Disappointingly enough, Unlisted Owner suffers from clunky setup – in the first few scenes alone, the previous occupants of the house state their emotions and positions in life without prompting, feeling more like an impromptu recital of the Ten Commandments than natural exposition. These initial characters don’t even last that long onscreen. All we see of them are vignettes that end in a bloodied arm being dragged offscreen – one of many other ham-fisted horror movie clichés that are rife throughout this film – shedding no real light on the house, the situation, or the lore behind the killer. We are just told, in the strongest manner possible, that People Get Killed Brutally In This House (!!!), and are expected to be interested by virtue of that fact alone. Unfortunately, this isn’t 2009 any more, horror movies have never worked that way, and it becomes painfully clear about ten minutes in that writer-director Jed Brian did not get the memo on either of these matters.

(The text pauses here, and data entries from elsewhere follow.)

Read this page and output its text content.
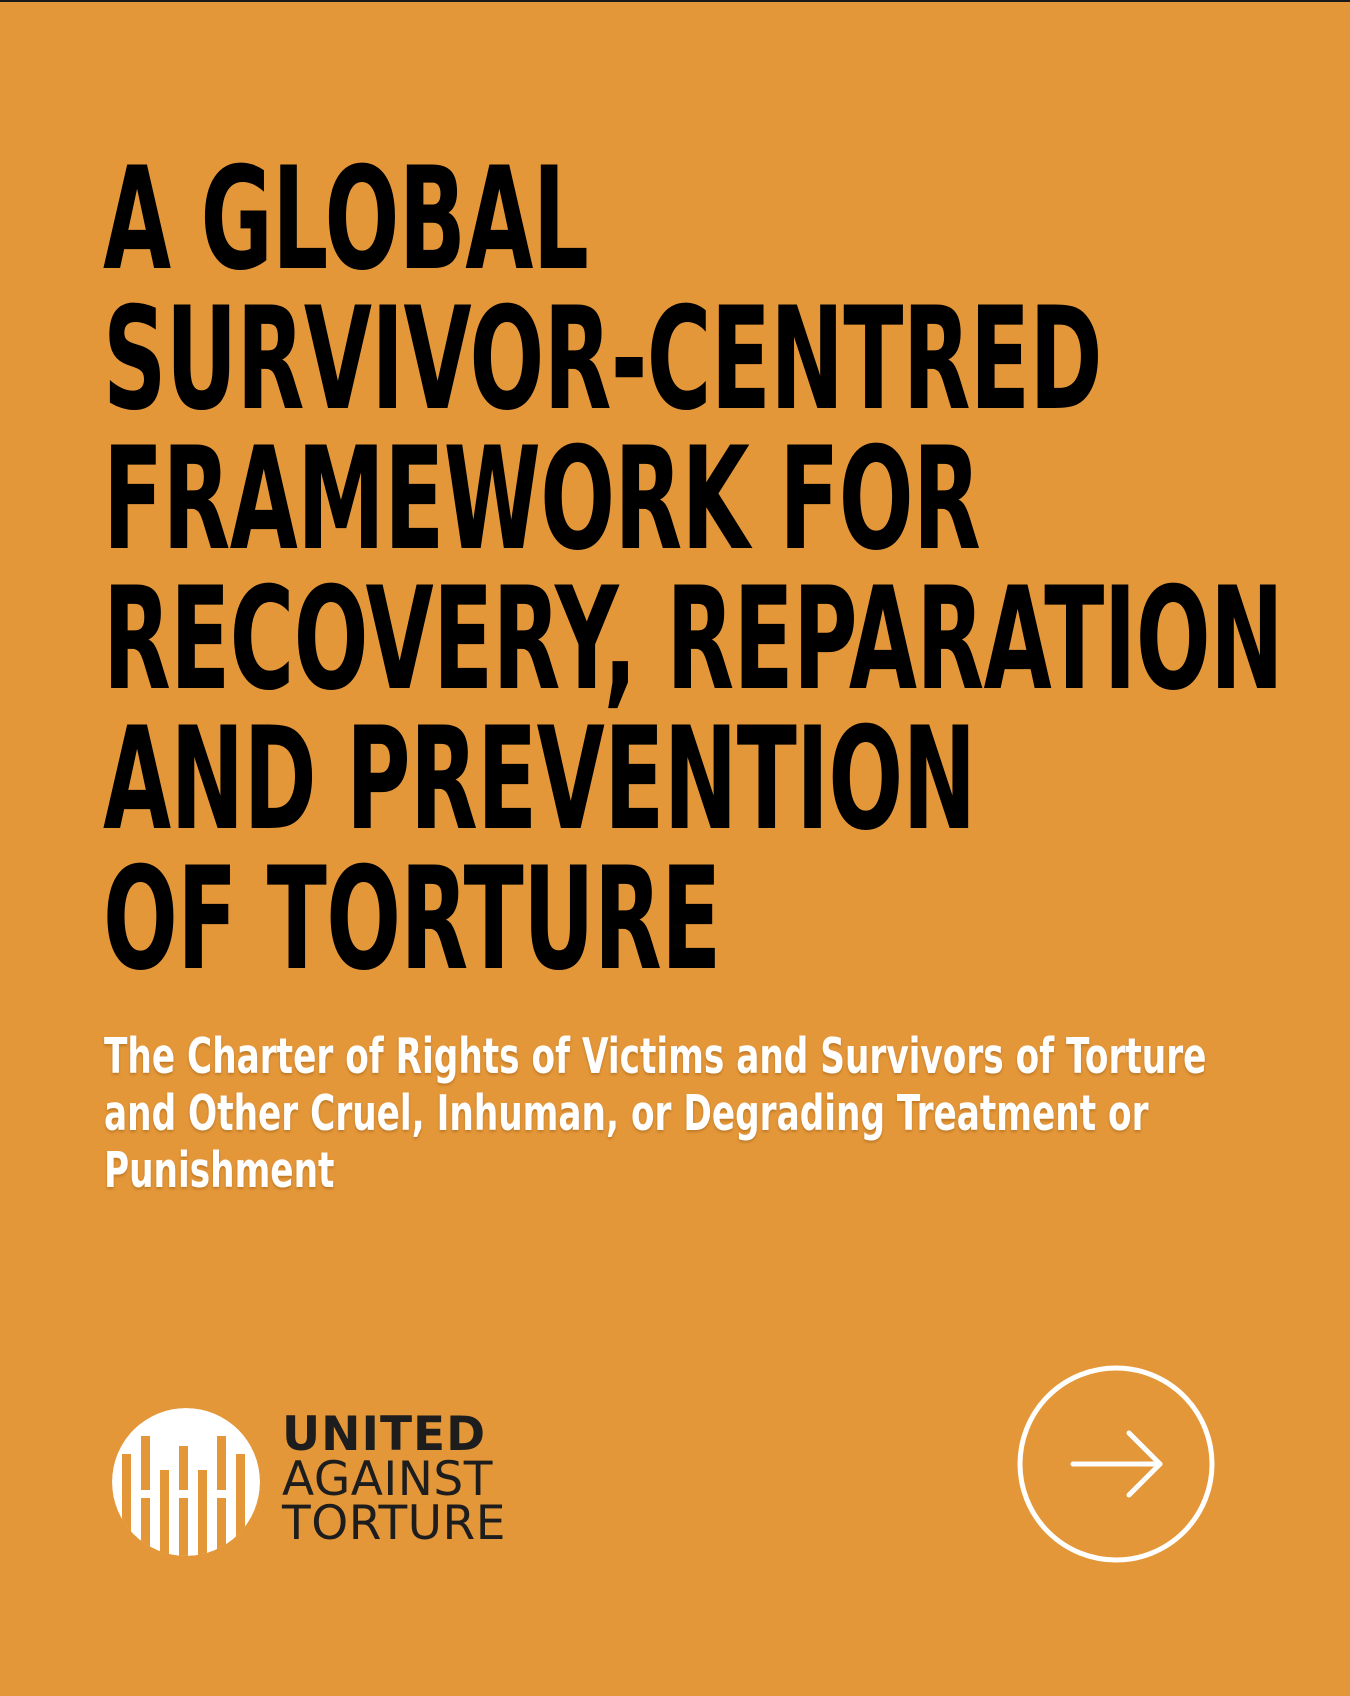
A GLOBAL
SURVIVOR-CENTRED
FRAMEWORK FOR
RECOVERY, REPARATION
AND PREVENTION
OF TORTURE

The Charter of Rights of Victims and Survivors of Torture
and Other Cruel, Inhuman, or Degrading Treatment or
Punishment

UNITED
AGAINST
TORTURE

The characters in Unlisted Owner are also nearly indistinguishable – the men all speak in the same overly assertive, college-jock fashion, and the two women accompanying them on their fateful trip seem to be missing any kind of personality altogether. Neither do their interactions add anything to the film, or the suspense it should be building. For a solid thirty minutes, the film consists of nothing but arguments and scuffles that would have been better suited to a sitcom about high-school teenagers. When we do finally get to the slew of killings captured on camera, it’s almost a relief to be rid of the incessant jostling and jeering from overgrown boys in flannels and backwards caps. Sure, we still don’t know much about the killer, nor are we invested in any of the victims he polishes off over the course of the film. But really, does any of it even matter if all you want is for the credits to roll so you can be free of this movie once and for all?
Perhaps some of these blunders can be forgiven in light of Unlisted Owner being Jed Brian’s first film, but even then, it is a film nigh on unwatchable. In fact, if there is anything we should take from Unlisted Owner, it is that sometimes, the most horrific movies out there are not the ones with the most unspeakable acts in them, but the ones in which nothing much happens at all.